After public outcry about the clause, which will see local charges against businessmen and United National Congress financiers Ishwar Galbaransingh and Steve Ferguson dismissed, the Parliament met yesterday in a bid to repeal the clause. Both men are wanted in the US on a series of fraud-related charges. They appealed the decision not to have them extradited and won. Attorney General Anand Ramlogan did not appeal the ruling since, he said, the men would face a “speedy trial in T&T.”
Dumas said the relationship between the US and T&T hadhave been affected. “It already has had an effect. They (US) have issued a statement and are not happy,” he added. Dumas said he could not estimate the extent of the US displeasure but such a clause ought not to have been added. If he were president, he said, questions would be raised as to why that particular clause needed to be proclaimed forthwith.

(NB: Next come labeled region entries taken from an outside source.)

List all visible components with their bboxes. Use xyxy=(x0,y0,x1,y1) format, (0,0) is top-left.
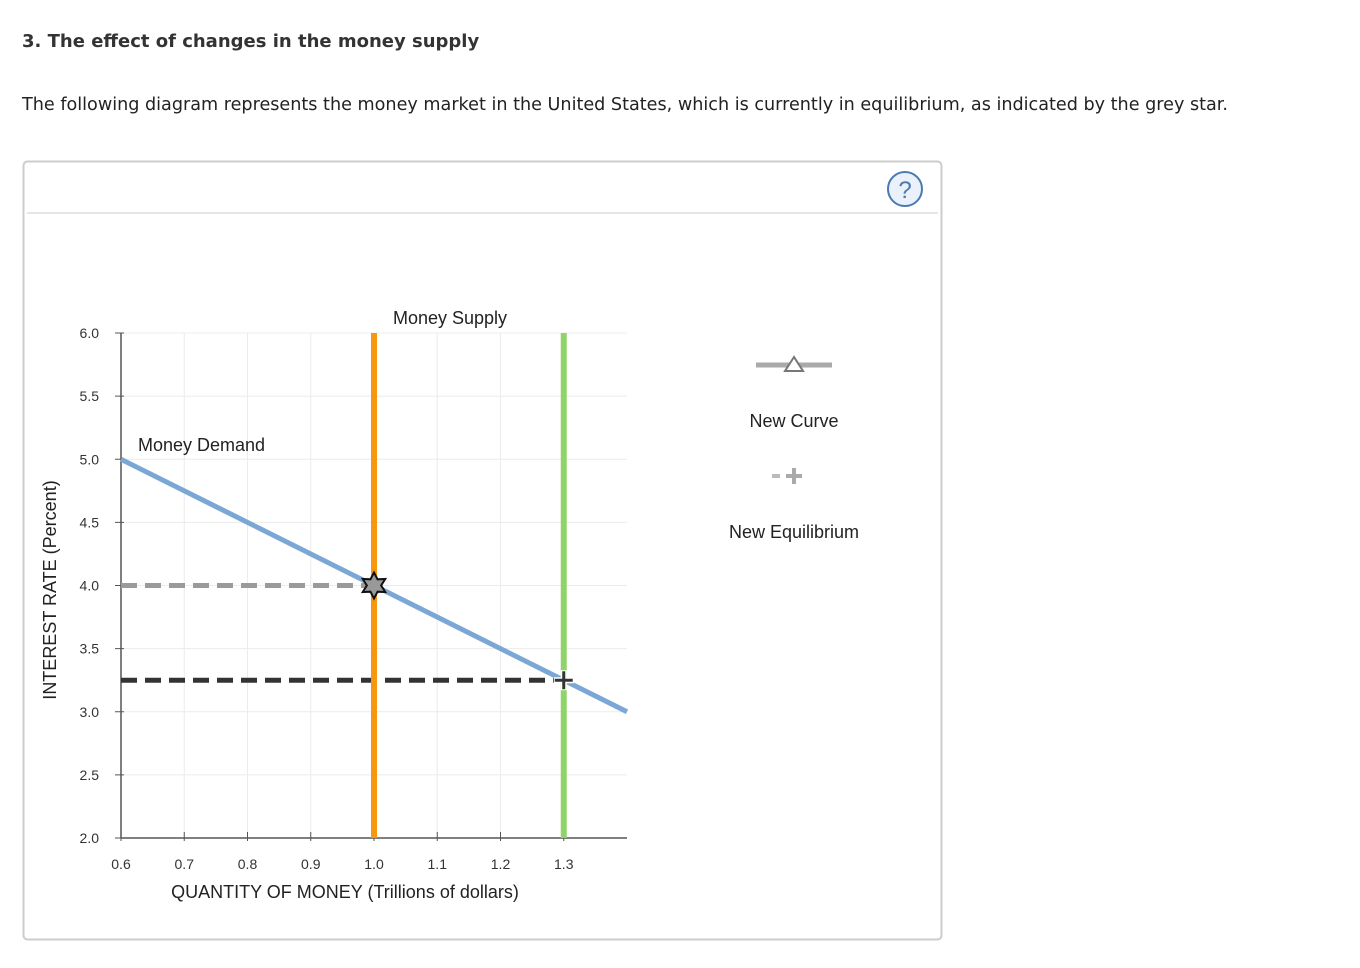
help-button[interactable]: ? xyxy=(887,171,923,207)
x-tick-label: 0.6 xyxy=(111,856,131,872)
curve-label: Money Supply xyxy=(393,308,507,328)
x-tick-label: 1.2 xyxy=(491,856,511,872)
panel xyxy=(22,160,943,941)
y-tick-label: 3.0 xyxy=(80,704,100,720)
tool-icon xyxy=(786,468,802,484)
x-axis-title: QUANTITY OF MONEY (Trillions of dollars) xyxy=(171,882,519,902)
tool-label: New Curve xyxy=(749,411,838,431)
x-tick-label: 1.1 xyxy=(428,856,448,872)
question-title: 3. The effect of changes in the money su… xyxy=(22,31,479,52)
y-tick-label: 4.0 xyxy=(80,578,100,594)
y-tick-label: 3.5 xyxy=(80,641,100,657)
x-tick-label: 1.3 xyxy=(554,856,574,872)
curve-label: Money Demand xyxy=(138,435,265,455)
new-equilibrium-tool[interactable]: New Equilibrium xyxy=(729,468,859,542)
help-circle xyxy=(887,171,923,207)
y-tick-label: 6.0 xyxy=(80,325,100,341)
new-curve-tool[interactable]: New Curve xyxy=(749,355,839,431)
intro-text: The following diagram represents the mon… xyxy=(21,95,1228,115)
tool-label: New Equilibrium xyxy=(729,522,859,542)
equilibrium-plus xyxy=(554,671,573,690)
y-tick-label: 2.5 xyxy=(80,767,100,783)
equilibrium-star xyxy=(360,570,388,601)
x-tick-label: 0.9 xyxy=(301,856,321,872)
x-tick-label: 0.7 xyxy=(175,856,195,872)
y-axis-title: INTEREST RATE (Percent) xyxy=(40,480,60,699)
x-tick-label: 1.0 xyxy=(364,856,384,872)
x-tick-label: 0.8 xyxy=(238,856,258,872)
y-tick-label: 5.0 xyxy=(80,451,100,467)
help-icon: ? xyxy=(898,177,911,204)
y-tick-label: 4.5 xyxy=(80,514,100,530)
tool-icon xyxy=(783,355,805,372)
y-tick-label: 5.5 xyxy=(80,388,100,404)
y-tick-label: 2.0 xyxy=(80,830,100,846)
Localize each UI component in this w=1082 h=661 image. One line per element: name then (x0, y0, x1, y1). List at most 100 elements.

He said if he was not satisfied with the response by the Government representative, he would have spoken with his legal adviser before proclaiming it. Even if Parliament succeeded in repealing the clause retroactively, Dumas said, the businessmen would still have a constitutional case. “They can argue... ‘we did what we had to do and if you (Parliament) made a mistake, it’s not our fault,’” he said.
Dumas said despite the fact the men might not face trial in T&T, they were still wanted in the US and as a result of that, their travel overseas would be limited. Former Foreign Affairs Minister Paula Gopee-Scoon agreed, saying the damage already had been done. “The US cited the facts of the case against the businessmen and also pointed out very clearly their disappointment,” she added.
The former minister said there existed a treaty between the US and T&T as pertained to extradition and by the law being passed the treaty was dishonoured. “The AG gave the assurance the matter will be heard locally and it is the view of the US that these men must be brought to justice. What the Government is doing is seeking to deny these persons appearing in court,” Gopee-Scoon said.
Pointing out the impact was not just with the US, Gopee-Scoon said the international community was closely monitoring T&T and cited Caricom and the United Kingdom as falling victims to “Government’s deceptiveness.” On Wednesday, the US Embassy expressed concern over reports local charges against Galbaransingh and Ferguson might be dropped.
The two were first indicted in 2005 in a Miami federal court on numerous fraud and money-laundering charges stemming from alleged bid-rigging between 1996 and 2005 on contracts for the Piarco International Airport. The embassy said it would continue to seek their extradition “despite the ruling last year by the Trinidad and Tobago High Court. They remain under indictment in the United States.
“Mr Galbaransingh and Mr Ferguson are acused of committing fraud involving millions of dollars. It would be highly disappointing if, after years of investigation, their case was not brought to trial,” the embassy added.